I looped Emily Ann’s leash over one of the posts and pushed down on the second strand of wire
and up on the top strand. My right foot went through to the ground on the other side. I had to let go of the top strand to bend over and slide my body through, and my shirt caught on a barb and ripped. I cursed as I wobbled, balancing on the right foot as I brought the left past the barbs. I thought I was all the way through when I realized that my hair, short as it was, had tangled with a barb. The time it took to free it gave me a chance to think about when I had last had a tetanus shot. When I was finally through, I held up the bottom strand as far as I could and coaxed Emily Ann through. She might have been able to leap over the top, but I couldn’t take a chance on her getting ensnared by the wire.

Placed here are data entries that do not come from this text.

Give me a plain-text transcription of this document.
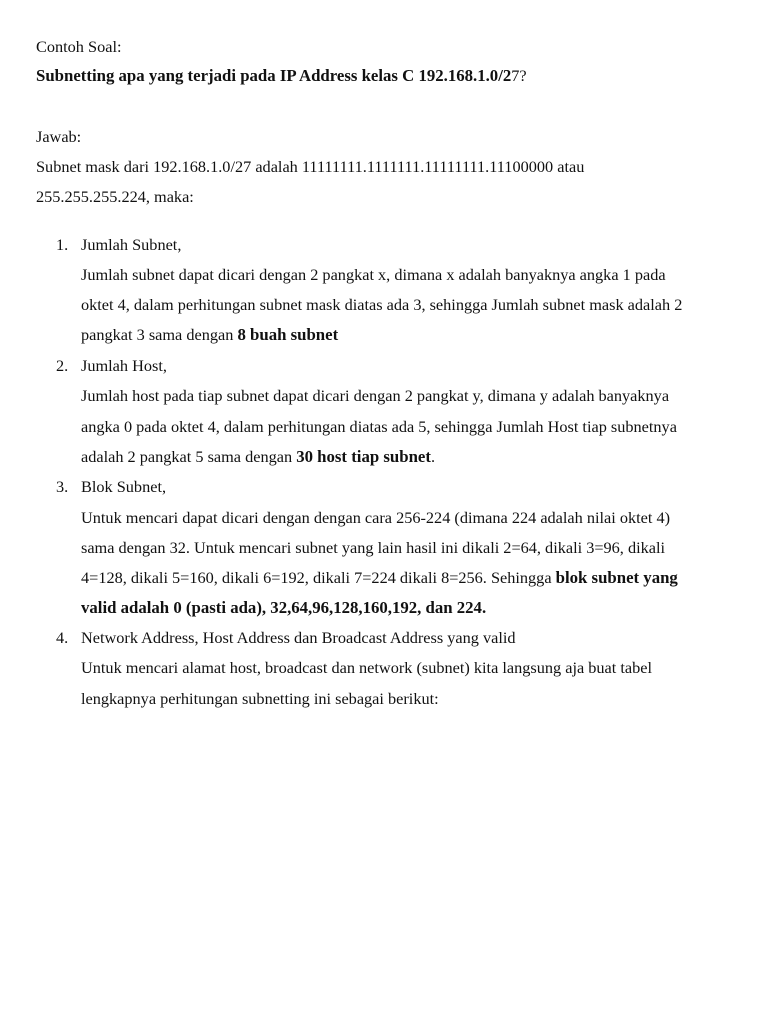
Contoh Soal:
Subnetting apa yang terjadi pada IP Address kelas C 192.168.1.0/27?
Jawab:
Subnet mask dari 192.168.1.0/27 adalah 11111111.1111111.11111111.11100000 atau
255.255.255.224, maka:
1. Jumlah Subnet,
Jumlah subnet dapat dicari dengan 2 pangkat x, dimana x adalah banyaknya angka 1 pada
oktet 4, dalam perhitungan subnet mask diatas ada 3, sehingga Jumlah subnet mask adalah 2
pangkat 3 sama dengan 8 buah subnet
2. Jumlah Host,
Jumlah host pada tiap subnet dapat dicari dengan 2 pangkat y, dimana y adalah banyaknya
angka 0 pada oktet 4, dalam perhitungan diatas ada 5, sehingga Jumlah Host tiap subnetnya
adalah 2 pangkat 5 sama dengan 30 host tiap subnet.
3. Blok Subnet,
Untuk mencari dapat dicari dengan dengan cara 256-224 (dimana 224 adalah nilai oktet 4)
sama dengan 32. Untuk mencari subnet yang lain hasil ini dikali 2=64, dikali 3=96, dikali
4=128, dikali 5=160, dikali 6=192, dikali 7=224 dikali 8=256. Sehingga blok subnet yang
valid adalah 0 (pasti ada), 32,64,96,128,160,192, dan 224.
4. Network Address, Host Address dan Broadcast Address yang valid
Untuk mencari alamat host, broadcast dan network (subnet) kita langsung aja buat tabel
lengkapnya perhitungan subnetting ini sebagai berikut:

Throughout my negotiations with the fence, my heart pounded as hard as when I had been running. My imagination created vivid scenes in which I heard a shot a split second before being pierced by a bullet. The short tragic film ended with the villain burying me in these woods and never being caught, while Kay spent the rest of her life wondering where I was.
The building I'd seen proved to be an old barn, not very large, built into the side of the hill so that you could enter either floor from ground level. The foundation, made of the same stone as Bob’s house, supported boards weathered to silver.
I took a deep breath and listened. Birds still sang their morning chorus, in the distance traffic hummed, and Jack shuffled through fallen leaves as he sniffed at the base of the upper-level door. Both dogs were calm, so I went over and pulled at the door. The hinges gave a loud creak but the door opened easily.
Inside, slanted morning light streamed through two windows high in the wall as well as gaps between the boards. A drift of leaves and a few stray pieces of paper—some faded gum wrappers, an old flyer for someone’s gardening business—decorated the floor. Jack went to a stack of hay bales piled near one wall and gave them a searching examination with his nose. They looked old; dull and faded and not fragrant like I think of hay being. Jack gave a huge sneeze; they must be full of dust.